Homero Aridjis se anota un gol con aquel tierno y cotidiano Mirándola dormir; Josefina Vicens nos interroga en permanencia desde El libro vacío; otra vez Garro nos retrata su emergencia emocional mientras anuncia que Andamos huyendo, Lola; José María Arguedas nos recuerda que la literatura es la delicia de la invención de geografía voluntariosa desde El zorro de arriba y el zorro de abajo; Pedro Lemebel insinúa el intimismo facultativo de su crónica callejera altamente sentimental con La esquina es mi corazón; Salvador Elizondo acertó cinematográficamente con su Farabeuf o la crónica de un instante; Italo Calvino adelanta las reglas del juego con su condicional e inconcluso, seductor por sugerente, Si una noche de invierno un viajero; Juan José Arreola sintetiza su credo, arte poética, en el Confabulario; Pablo Neruda presume su ubicuidad suntuosa y autoproclamada desde el Canto general o la Residencia en la tierra, mientras invita a la mueblería lúdica del pie desde su niño en el Estravagario, y Ricardo Garibay nos cuenta el final de su propia novela desde el anuncio en la portada en torno a La casa que arde de noche.

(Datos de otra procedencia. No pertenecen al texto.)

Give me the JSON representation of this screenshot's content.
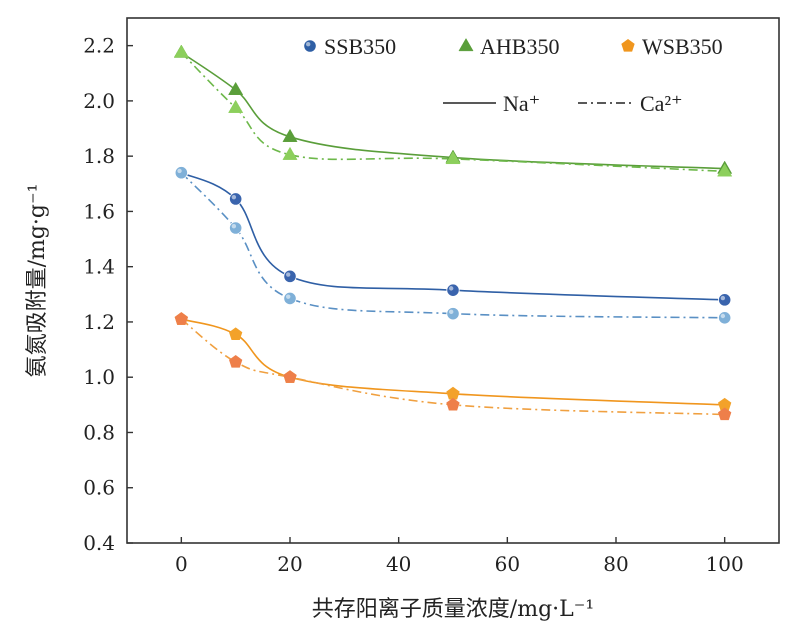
{
  "chart_data": {
    "type": "line",
    "xlabel": "共存阳离子质量浓度/mg·L⁻¹",
    "ylabel": "氨氮吸附量/mg·g⁻¹",
    "xlim": [
      -10,
      110
    ],
    "ylim": [
      0.4,
      2.3
    ],
    "xticks": [
      0,
      20,
      40,
      60,
      80,
      100
    ],
    "xtick_labels": [
      "0",
      "20",
      "40",
      "60",
      "80",
      "100"
    ],
    "yticks": [
      0.4,
      0.6,
      0.8,
      1.0,
      1.2,
      1.4,
      1.6,
      1.8,
      2.0,
      2.2
    ],
    "ytick_labels": [
      "0.4",
      "0.6",
      "0.8",
      "1.0",
      "1.2",
      "1.4",
      "1.6",
      "1.8",
      "2.0",
      "2.2"
    ],
    "grid": false,
    "legend_position": "top-right",
    "legend_materials": [
      {
        "label": "SSB350",
        "marker": "circle",
        "color": "#2f5fa5"
      },
      {
        "label": "AHB350",
        "marker": "triangle",
        "color": "#5a9e3a"
      },
      {
        "label": "WSB350",
        "marker": "pentagon",
        "color": "#f0961e"
      }
    ],
    "legend_lines": [
      {
        "label": "Na⁺",
        "style": "solid"
      },
      {
        "label": "Ca²⁺",
        "style": "dash-dot"
      }
    ],
    "series": [
      {
        "material": "SSB350",
        "ion": "Na+",
        "style": "solid",
        "marker": "circle",
        "color": "#2f5fa5",
        "marker_color": "#3a64ad",
        "x": [
          0,
          10,
          20,
          50,
          100
        ],
        "y": [
          1.74,
          1.645,
          1.365,
          1.315,
          1.28
        ]
      },
      {
        "material": "SSB350",
        "ion": "Ca2+",
        "style": "dash-dot",
        "marker": "circle",
        "color": "#5a90c4",
        "marker_color": "#7fb0d8",
        "x": [
          0,
          10,
          20,
          50,
          100
        ],
        "y": [
          1.74,
          1.54,
          1.285,
          1.23,
          1.215
        ]
      },
      {
        "material": "AHB350",
        "ion": "Na+",
        "style": "solid",
        "marker": "triangle",
        "color": "#5a9e3a",
        "marker_color": "#5a9e3a",
        "x": [
          0,
          10,
          20,
          50,
          100
        ],
        "y": [
          2.175,
          2.04,
          1.87,
          1.795,
          1.755
        ]
      },
      {
        "material": "AHB350",
        "ion": "Ca2+",
        "style": "dash-dot",
        "marker": "triangle",
        "color": "#6db84a",
        "marker_color": "#8ccf5c",
        "x": [
          0,
          10,
          20,
          50,
          100
        ],
        "y": [
          2.175,
          1.975,
          1.805,
          1.79,
          1.745
        ]
      },
      {
        "material": "WSB350",
        "ion": "Na+",
        "style": "solid",
        "marker": "pentagon",
        "color": "#f0961e",
        "marker_color": "#f3a22a",
        "x": [
          0,
          10,
          20,
          50,
          100
        ],
        "y": [
          1.21,
          1.155,
          1.0,
          0.94,
          0.9
        ]
      },
      {
        "material": "WSB350",
        "ion": "Ca2+",
        "style": "dash-dot",
        "marker": "pentagon",
        "color": "#f0a040",
        "marker_color": "#ee7f4a",
        "x": [
          0,
          10,
          20,
          50,
          100
        ],
        "y": [
          1.21,
          1.055,
          1.0,
          0.9,
          0.865
        ]
      }
    ]
  }
}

Está el clásico de la prosodia, no por revisitado menos eficaz, de Gabriel García Márquez, con aquella La increíble y triste historia de la cándida Eréndira y de su abuela desalmada, seguido del resto de sus aciertos siempre parodiados en uno y otro rincones del oficio periodístico.

Sobre este tópico: el del título como la síntesis de la convocatoria, la antesala del deambulatorio fundacional, la consagración de la sugerencia, mi amigo Rodolfo Ruiz escribió incluso un poema que juega a imaginar obras, de alguna manera ya escritas en la imaginación con apenas enunciarlas, con apuntar bosquejos. Muy a lo Tlön, Uqbar, Orbis Tertius.

Y ya, y nada más: me permito esta larga, caprichosa, antojadiza e insuficiente lista para proponer la defensa, conforme a ejemplo, de que la invención de la escritura, cuando es verdadera, supone subvertir el mundo, la fabricación de lo inusitado, el desafío contra la comodidad para llevar el placer hacia la transformación que mira todo con hermosura añadida porque lo mira por primera vez.

Otro de los poderes de la propuesta.